租税条約とは
租税条約とは、居住地国と源泉地国の両方から課税されること、すなわち二重課税が生じるのを回避したり、脱税を防止したりするために、二国間で結ばれている取り決めのことをいいます。
租税条約が締結される際には、国際標準とされる「OECDモデル租税条約」に沿った規定が採用されることが多いようです。日本では平成30年3月1日時点で、シンガポールを含む70の条約が123の国や地域と締約されていて、今後も数は増加していく見込みとなっています。
日本の企業や個人が海外で商業取引を行う際、同一の所得に対して居住地国と源泉地国の両方から課税されてしまう場合があります。こうした事態を回避するために、居住地国で納税する際、国外での所得に対して課された税金を控除する「外国税額控除制度」がありますが、完全に二重課税を解消することは難しいとされています。
租税条約を締結し、海外での所得を居住地国もしくは源泉地国のいずれかのみにおいて課税することを両国が認め合い、課税の仕組みがシンプルになることで、二重課税が回避しやすくなるといえるでしょう。
ただし、条約があっても双方に課税権が認められているケースや、そもそも条約が存在しない国もあるため、注意が必要です。
日本における租税条約の届出の方法
届出書は、源泉徴収する支払者ごとに正副2部必要となります(支払者は副本を控えとして保管)。所得の支払日の前日までに必要書類をもって手続きしなくてはなりません。
もし、所得の支払日の前日までに提出できない場合、届出書と一緒に「租税条約に関する源泉徴収税額の還付請求書」を、源泉徴収した支払者が自らの所轄税務署長に提出することで、還付を請求することもできます。
この場合は、源泉徴収された税額から、軽減もしくは免除の適用を受けていた場合の源泉徴収税額を差し引いた額が還付されることになります。
また、最近では租税条約の締約国にペーパーカンパニーを設立し、そこを経由して商業取引することで、租税条約による減免特典を不当に享受しようとするケースが多発しています。それを受けて、租税条約の適用を受ける際、「特典制限条項」が設けられる例が増えてきています。
租税条約に関する届出書
なお、租税条約の手続きを行うための書類「租税条約に関する届出書」は、支払いの種類によってフォーマットが異なるため、正しいものを選ぶ必要があります。その主なものを以下に取り上げます。
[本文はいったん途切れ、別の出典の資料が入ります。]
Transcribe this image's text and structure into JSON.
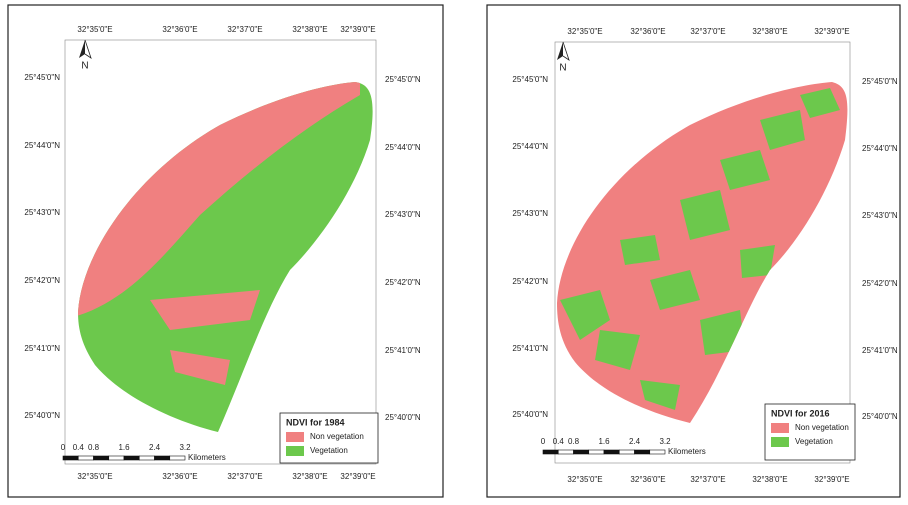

様式1. 配当に対する所得税及び復興特別所得税の軽減・免除
様式2. 利子に対する所得税及び復興特別所得税の軽減・免除
様式3. 使用料に対する所得税及び復興特別所得税の軽減・免除等
様式4. 外国預託証券に係る配当に対する所得税及び復興特別所得税の源泉徴収の猶予
これに加えて、支払いを受け取る相手が居住する国によっては、「特典条項に関する付表」が必要になるケースがあります。その場合、届出書と合わせて「特典条項に関する付表」および「居住者証明書」を提出しなくてはなりません。
シンガポールにおける租税条約の届出の方法
「居住者証明書」とは、租税条約を締結する相手国の居住者であることを証明するものであり、税務当局であるIRASのホームページからダウンロードし、必要事項を記入、日本の税務当局の押印などを得た上で、原本をIRASに提出します。
支払いがあった年の次の年の3月31日までが提出期限です。
まとめ
現在締約されている租税条約は、改正が行われることもあります。スムーズに租税条約の届出・手続を行うためにも、常に注意を払っておく必要があります。